I've covered Benford's method for first-digit fraud analysis before, and now Nate Silver has applied a similar method to polling results. He looked at the last digit of various polls (i.e. a 48% McCain, 49% Obama, 3% undecided poll would be recorded as an 8 and a 9) and compiled histograms of their frequencies. Following up on his suspicions that all was not right with one polling firm in particular, Nate noticed that their results did not conform to the expected random distribution:
This data is not random at all. For instance, the trailing digit was '8' on 676 occasions, almost 60 percent more often than the 431 times that it was '1'. Over a sample of more than 5,000 data points, such an outcome occurring by chance alone would be an incredible fluke -- millions to one against. Bad luck can essentially be ruled out as an explanation.
One of two things seems to have happened, then.
One possibility is that there is some intrinsic, mathematical reason that certain trailing digits are more likely to come up than others. This is certainly possible -- and in fact, it would be somewhat likely if the polling data that we were looking at were homogeneous -- McCain versus Obama polls in Ohio, for instance.

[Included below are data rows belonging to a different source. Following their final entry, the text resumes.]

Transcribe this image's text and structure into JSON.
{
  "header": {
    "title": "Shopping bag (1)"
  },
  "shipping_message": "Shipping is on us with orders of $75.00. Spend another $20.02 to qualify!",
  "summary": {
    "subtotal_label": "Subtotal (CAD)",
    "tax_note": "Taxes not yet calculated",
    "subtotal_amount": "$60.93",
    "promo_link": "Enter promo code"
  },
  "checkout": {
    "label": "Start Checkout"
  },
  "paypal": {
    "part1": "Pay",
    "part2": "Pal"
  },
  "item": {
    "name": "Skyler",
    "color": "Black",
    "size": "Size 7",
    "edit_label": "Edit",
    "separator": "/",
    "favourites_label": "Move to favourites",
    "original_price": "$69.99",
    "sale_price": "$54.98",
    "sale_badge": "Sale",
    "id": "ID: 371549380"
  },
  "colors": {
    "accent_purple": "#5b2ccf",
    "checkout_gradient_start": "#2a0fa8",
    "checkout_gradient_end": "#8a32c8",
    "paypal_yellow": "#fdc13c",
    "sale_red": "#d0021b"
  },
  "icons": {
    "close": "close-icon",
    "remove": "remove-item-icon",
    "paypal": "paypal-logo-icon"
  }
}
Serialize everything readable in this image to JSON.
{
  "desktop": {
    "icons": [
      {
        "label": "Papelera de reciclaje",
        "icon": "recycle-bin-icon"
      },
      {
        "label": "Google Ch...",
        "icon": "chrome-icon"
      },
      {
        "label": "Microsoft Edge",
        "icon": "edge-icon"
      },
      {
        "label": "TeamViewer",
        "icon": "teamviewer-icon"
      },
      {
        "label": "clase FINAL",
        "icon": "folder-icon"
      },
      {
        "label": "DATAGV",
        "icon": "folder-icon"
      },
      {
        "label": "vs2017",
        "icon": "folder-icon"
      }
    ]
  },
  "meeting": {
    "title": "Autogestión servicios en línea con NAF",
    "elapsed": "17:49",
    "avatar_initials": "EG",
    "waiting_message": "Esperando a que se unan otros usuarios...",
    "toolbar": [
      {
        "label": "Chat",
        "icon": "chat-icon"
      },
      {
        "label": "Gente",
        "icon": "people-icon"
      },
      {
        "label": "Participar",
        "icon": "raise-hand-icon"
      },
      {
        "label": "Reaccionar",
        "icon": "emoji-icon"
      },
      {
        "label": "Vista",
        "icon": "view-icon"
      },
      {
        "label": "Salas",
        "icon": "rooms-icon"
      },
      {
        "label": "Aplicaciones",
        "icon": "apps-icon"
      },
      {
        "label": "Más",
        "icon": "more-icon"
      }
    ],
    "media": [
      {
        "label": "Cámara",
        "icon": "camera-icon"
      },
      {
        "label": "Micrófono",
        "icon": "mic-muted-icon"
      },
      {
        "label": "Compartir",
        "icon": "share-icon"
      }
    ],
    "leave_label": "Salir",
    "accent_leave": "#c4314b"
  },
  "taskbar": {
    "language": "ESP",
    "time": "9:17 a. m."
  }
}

But Strategic Vision's polls cover a wide array of topics: Presidential horse race numbers in any of a dozen or so states, senate and gubernatorial polling, primary polling, approval ratings of various kinds, polling on issues like the war in Iraq, and more abstract questions such as whether voters think that 'experience' or 'change' is the more important quality in a Presidential candidate. No one type of question, in no one state, represents more than a relatively small fraction of the sample. Under those circumstances, I can't think of any reason why the trailing digit wouldn't approach being random -- although there absolutely might be reasons that I haven't thought of.
But this data is not random. It's not close to random. It's not close to close. Which brings up the other possibility: Strategic Vision is cooking the books. And whoever is doing so is doing a pretty sloppy job. They'd seem to have a strong, unconscious preference for numbers ending in '7', for instance, as opposed to those ending in '6'. They tend to go with round numbers that end in '5' or '0' slightly too often. And they much prefer numbers with high trailing digits like 49 and 38 to those with low ones like 51 and 42.

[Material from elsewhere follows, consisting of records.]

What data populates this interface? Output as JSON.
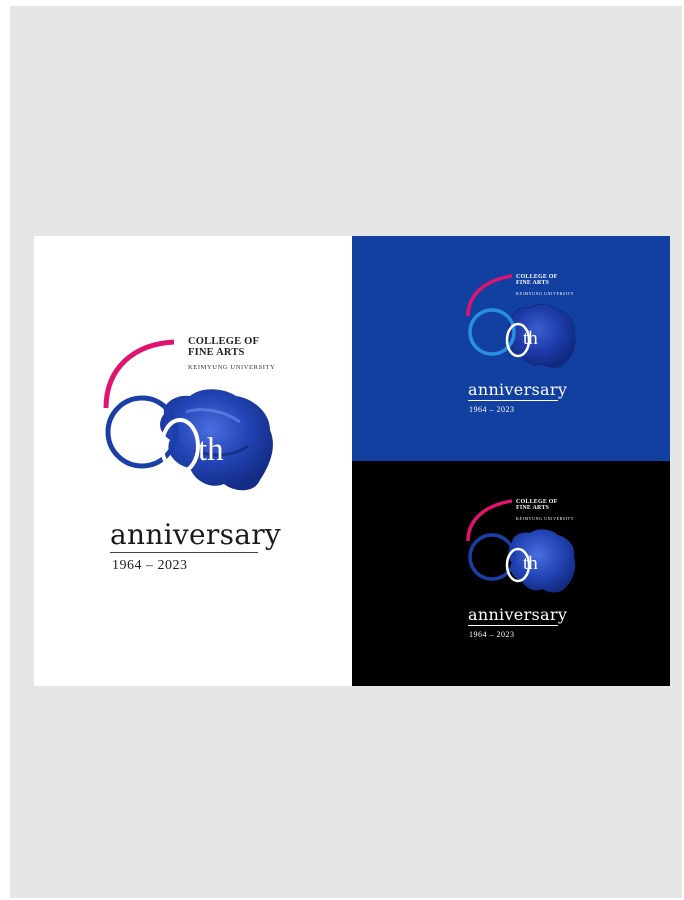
{
  "logo": {
    "college_line1": "COLLEGE OF",
    "college_line2": "FINE ARTS",
    "university": "KEIMYUNG UNIVERSITY",
    "ordinal_suffix": "th",
    "anniversary": "anniversary",
    "years": "1964 – 2023"
  },
  "colors": {
    "frame_background": "#e6e6e6",
    "panel_white": "#ffffff",
    "panel_blue": "#1240a0",
    "panel_black": "#000000",
    "arc_magenta": "#e0146e",
    "ring_blue": "#1a3fa8",
    "ring_light_blue": "#2a8fe0",
    "paint_blue": "#2346b8"
  },
  "panels": [
    {
      "name": "white-version",
      "background": "white"
    },
    {
      "name": "blue-version",
      "background": "blue"
    },
    {
      "name": "black-version",
      "background": "black"
    }
  ]
}
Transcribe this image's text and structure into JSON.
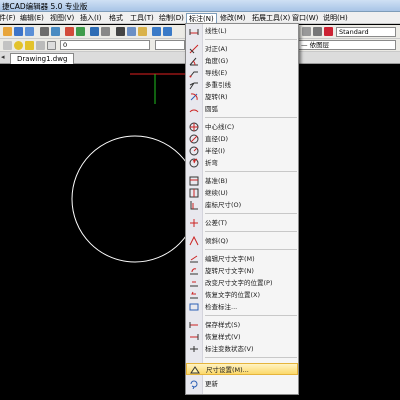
{
  "window": {
    "title": "捷CAD编辑器 5.0 专业版"
  },
  "menubar": {
    "items": [
      "件(F)",
      "编辑(E)",
      "视图(V)",
      "插入(I)",
      "格式",
      "工具(T)",
      "绘制(D)",
      "标注(N)",
      "修改(M)",
      "拓展工具(X)",
      "窗口(W)",
      "说明(H)"
    ]
  },
  "toolbar2": {
    "layer_value": "0",
    "linetype_label": "— 依图层",
    "font_value": "Standard"
  },
  "tabs": {
    "active": "Drawing1.dwg"
  },
  "dim_menu": {
    "items": [
      {
        "label": "线性(L)",
        "icon": "linear-dim-icon"
      },
      {
        "label": "对正(A)",
        "icon": "aligned-dim-icon"
      },
      {
        "label": "角度(G)",
        "icon": "angular-dim-icon"
      },
      {
        "label": "导线(E)",
        "icon": "leader-icon"
      },
      {
        "label": "多重引线",
        "icon": "multileader-icon"
      },
      {
        "label": "旋转(R)",
        "icon": "rotated-dim-icon"
      },
      {
        "label": "圆弧",
        "icon": "arc-dim-icon"
      },
      {
        "label": "中心线(C)",
        "icon": "centerline-icon"
      },
      {
        "label": "直径(D)",
        "icon": "diameter-icon"
      },
      {
        "label": "半径(I)",
        "icon": "radius-icon"
      },
      {
        "label": "折弯",
        "icon": "jogged-icon"
      },
      {
        "label": "基准(B)",
        "icon": "baseline-icon"
      },
      {
        "label": "继续(U)",
        "icon": "continue-icon"
      },
      {
        "label": "座标尺寸(O)",
        "icon": "ordinate-icon"
      },
      {
        "label": "公差(T)",
        "icon": "tolerance-icon"
      },
      {
        "label": "倾斜(Q)",
        "icon": "oblique-icon"
      },
      {
        "label": "编辑尺寸文字(M)",
        "icon": "edit-dim-text-icon"
      },
      {
        "label": "旋转尺寸文字(N)",
        "icon": "rotate-dim-text-icon"
      },
      {
        "label": "改变尺寸文字的位置(P)",
        "icon": "move-dim-text-icon"
      },
      {
        "label": "恢复文字的位置(X)",
        "icon": "restore-text-icon"
      },
      {
        "label": "检查标注...",
        "icon": "inspect-dim-icon"
      },
      {
        "label": "保存样式(S)",
        "icon": "save-style-icon"
      },
      {
        "label": "恢复样式(V)",
        "icon": "restore-style-icon"
      },
      {
        "label": "标注变数状态(V)",
        "icon": "dim-status-icon"
      },
      {
        "label": "尺寸设置(M)...",
        "icon": "dim-settings-icon"
      },
      {
        "label": "更新",
        "icon": "update-icon"
      }
    ]
  },
  "colors": {
    "menu_highlight": "#fbd86a",
    "canvas": "#000000",
    "circle": "#ffffff"
  }
}
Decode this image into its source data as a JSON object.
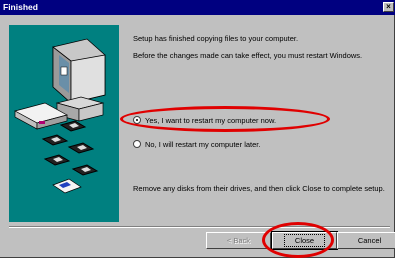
{
  "window": {
    "title": "Finished",
    "close_glyph": "×"
  },
  "content": {
    "line1": "Setup has finished copying files to your computer.",
    "line2": "Before the changes made can take effect, you must restart Windows.",
    "radio_yes": "Yes, I want to restart my computer now.",
    "radio_no": "No, I will restart my computer later.",
    "instruction": "Remove any disks from their drives, and then click Close to complete setup."
  },
  "buttons": {
    "back": "< Back",
    "close": "Close",
    "cancel": "Cancel"
  },
  "state": {
    "selected_option": "yes"
  },
  "colors": {
    "title_bar": "#000080",
    "art_background": "#008080",
    "annotation": "#e00000"
  }
}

I haven't really seen anyone approach polling data like this before, and I certainly haven't done so myself. So, we cannot rule out the possibility that there is some mathematical rationale for this that I haven't thought of. But it looks really, really bad. There is a substantial possibility -- far from a certainty -- that much of Strategic Vision's polling over the past several years has been forged.

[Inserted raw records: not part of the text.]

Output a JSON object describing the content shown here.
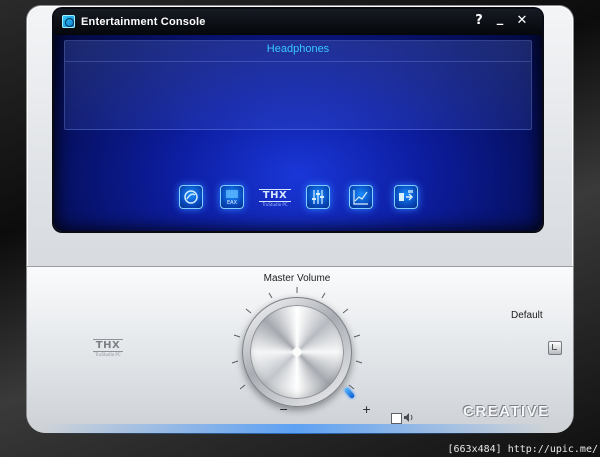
{
  "window": {
    "title": "Entertainment Console",
    "controls": [
      "?",
      "_",
      "✕"
    ]
  },
  "display": {
    "device": "Headphones"
  },
  "toolbar": {
    "icons": [
      {
        "name": "cmss-icon"
      },
      {
        "name": "eax-icon",
        "label": "EAX"
      },
      {
        "name": "thx-icon",
        "logo": "THX",
        "sub": "TruStudio PC"
      },
      {
        "name": "mixer-icon"
      },
      {
        "name": "equalizer-icon"
      },
      {
        "name": "speaker-config-icon"
      }
    ]
  },
  "lower_panel": {
    "master_volume_label": "Master Volume",
    "minus": "−",
    "plus": "+",
    "default_label": "Default",
    "thx_logo": "THX",
    "thx_sub": "TruStudio PC",
    "brand": "CREATIVE"
  },
  "watermark": "[663x484] http://upic.me/",
  "colors": {
    "screen_blue": "#0d1ea2",
    "device_text": "#38c6ff",
    "accent_blue": "#1b8eff"
  }
}
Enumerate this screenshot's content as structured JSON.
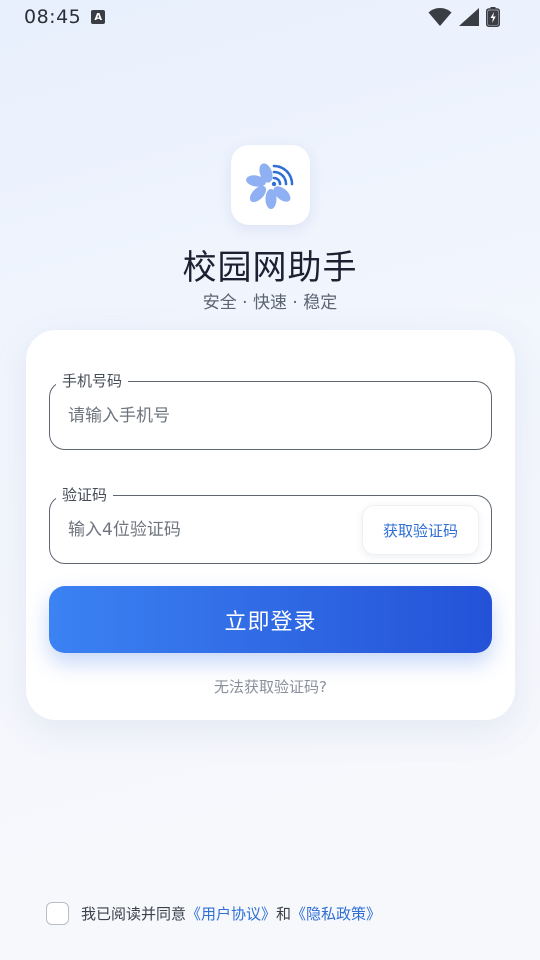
{
  "status_bar": {
    "time": "08:45",
    "notification_badge": "A",
    "icons": [
      "wifi-icon",
      "cellular-signal-icon",
      "battery-charging-icon"
    ]
  },
  "header": {
    "app_title": "校园网助手",
    "subtitle": "安全 · 快速 · 稳定",
    "logo_icon": "campus-network-logo-icon"
  },
  "form": {
    "phone": {
      "label": "手机号码",
      "placeholder": "请输入手机号",
      "value": ""
    },
    "code": {
      "label": "验证码",
      "placeholder": "输入4位验证码",
      "value": "",
      "get_code_label": "获取验证码"
    },
    "login_label": "立即登录",
    "help_link": "无法获取验证码?"
  },
  "agreement": {
    "checked": false,
    "prefix": "我已阅读并同意",
    "user_agreement": "《用户协议》",
    "conjunction": "和",
    "privacy_policy": "《隐私政策》"
  },
  "colors": {
    "accent": "#2f6fd6",
    "button_gradient_start": "#3b82f3",
    "button_gradient_end": "#2352d8",
    "background": "#f1f5fd"
  }
}
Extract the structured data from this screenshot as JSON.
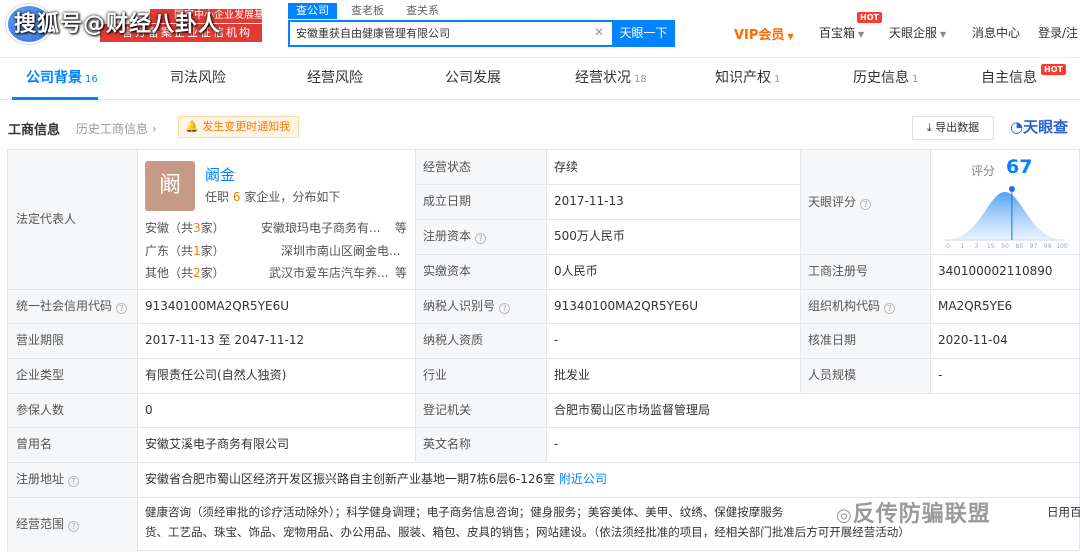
{
  "watermark": {
    "text": "搜狐号@财经八卦人",
    "bottom_text": "反传防骗联盟"
  },
  "header": {
    "promo_line1": "国家中小企业发展基金旗下",
    "promo_line2": "官方备案企业征信机构"
  },
  "search": {
    "tabs": [
      "查公司",
      "查老板",
      "查关系"
    ],
    "active_tab": 0,
    "value": "安徽重获自由健康管理有限公司",
    "button": "天眼一下"
  },
  "nav": {
    "vip": "VIP会员",
    "baibaoxiang": "百宝箱",
    "hot": "HOT",
    "tianyan_qipao": "天眼企服",
    "messages": "消息中心",
    "login": "登录/注"
  },
  "tabs": [
    {
      "label": "公司背景",
      "count": "16",
      "hot": ""
    },
    {
      "label": "司法风险",
      "count": "",
      "hot": ""
    },
    {
      "label": "经营风险",
      "count": "",
      "hot": ""
    },
    {
      "label": "公司发展",
      "count": "",
      "hot": ""
    },
    {
      "label": "经营状况",
      "count": "18",
      "hot": ""
    },
    {
      "label": "知识产权",
      "count": "1",
      "hot": ""
    },
    {
      "label": "历史信息",
      "count": "1",
      "hot": ""
    },
    {
      "label": "自主信息",
      "count": "",
      "hot": "HOT"
    }
  ],
  "section": {
    "title": "工商信息",
    "history": "历史工商信息",
    "notify": "发生变更时通知我",
    "export": "导出数据",
    "brand": "天眼查"
  },
  "legal_rep": {
    "label": "法定代表人",
    "avatar_char": "阚",
    "name": "阚金",
    "sub_prefix": "任职",
    "sub_count": "6",
    "sub_suffix": "家企业，分布如下",
    "distribution": [
      {
        "region": "安徽",
        "count": "3",
        "company": "安徽琅玛电子商务有...",
        "more": "等"
      },
      {
        "region": "广东",
        "count": "1",
        "company": "深圳市南山区阚金电...",
        "more": ""
      },
      {
        "region": "其他",
        "count": "2",
        "company": "武汉市爱车店汽车养...",
        "more": "等"
      }
    ]
  },
  "rows": {
    "status": {
      "label": "经营状态",
      "value": "存续"
    },
    "founded": {
      "label": "成立日期",
      "value": "2017-11-13"
    },
    "reg_capital": {
      "label": "注册资本",
      "value": "500万人民币"
    },
    "paid_capital": {
      "label": "实缴资本",
      "value": "0人民币"
    },
    "score": {
      "label": "天眼评分",
      "score_label": "评分",
      "score": "67"
    },
    "reg_no": {
      "label": "工商注册号",
      "value": "340100002110890"
    },
    "credit_code": {
      "label": "统一社会信用代码",
      "value": "91340100MA2QR5YE6U"
    },
    "taxpayer_id": {
      "label": "纳税人识别号",
      "value": "91340100MA2QR5YE6U"
    },
    "org_code": {
      "label": "组织机构代码",
      "value": "MA2QR5YE6"
    },
    "term": {
      "label": "营业期限",
      "value": "2017-11-13  至 2047-11-12"
    },
    "taxpayer_qual": {
      "label": "纳税人资质",
      "value": "-"
    },
    "approval": {
      "label": "核准日期",
      "value": "2020-11-04"
    },
    "type": {
      "label": "企业类型",
      "value": "有限责任公司(自然人独资)"
    },
    "industry": {
      "label": "行业",
      "value": "批发业"
    },
    "staff_size": {
      "label": "人员规模",
      "value": "-"
    },
    "insured": {
      "label": "参保人数",
      "value": "0"
    },
    "reg_authority": {
      "label": "登记机关",
      "value": "合肥市蜀山区市场监督管理局"
    },
    "former_name": {
      "label": "曾用名",
      "value": "安徽艾溪电子商务有限公司"
    },
    "english_name": {
      "label": "英文名称",
      "value": "-"
    },
    "address": {
      "label": "注册地址",
      "value": "安徽省合肥市蜀山区经济开发区振兴路自主创新产业基地一期7栋6层6-126室",
      "link": "附近公司"
    },
    "scope": {
      "label": "经营范围",
      "line1": "健康咨询（须经审批的诊疗活动除外）；科学健身调理；电子商务信息咨询；健身服务；美容美体、美甲、纹绣、保健按摩服务",
      "line1_tail": "日用百",
      "line2": "货、工艺品、珠宝、饰品、宠物用品、办公用品、服装、箱包、皮具的销售；网站建设。（依法须经批准的项目，经相关部门批准后方可开展经营活动）"
    }
  },
  "score_chart": {
    "type": "area",
    "x_ticks": [
      "0",
      "1",
      "3",
      "15",
      "50",
      "85",
      "97",
      "99",
      "100"
    ],
    "marker": 67
  }
}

Is there a mathematical reason for such a discrepency in poll results? I can think of only one possibility - there is a weak dependence structure in the data. One last digit exerts some influence over the other. With no one undecided, the dependence is perfect: a 4 on one sample requires a 6 on the other (i.e. 44% and 56%; 34% and 66%). With a fixed level of undecided people, the dependence remains perfect. If the undecided level is stochastic, then the dependence becomes more weak. However, it's unclear to me why this would skew the results in the manner this firm exhibits; this could require high numbers to be paired with low numbers, or high numbers to be paired with high numbers (or vice versa), but wouldn't lead to more high numbers in and of itself.
I'm very curious (and not just as a statistician) to see what comes of this... as much as we'd like statistics to give us firm answers, often the limit of its ability is to reveal probable courses of investigation, or lend strong - but at some level uncertain - backing to an argument.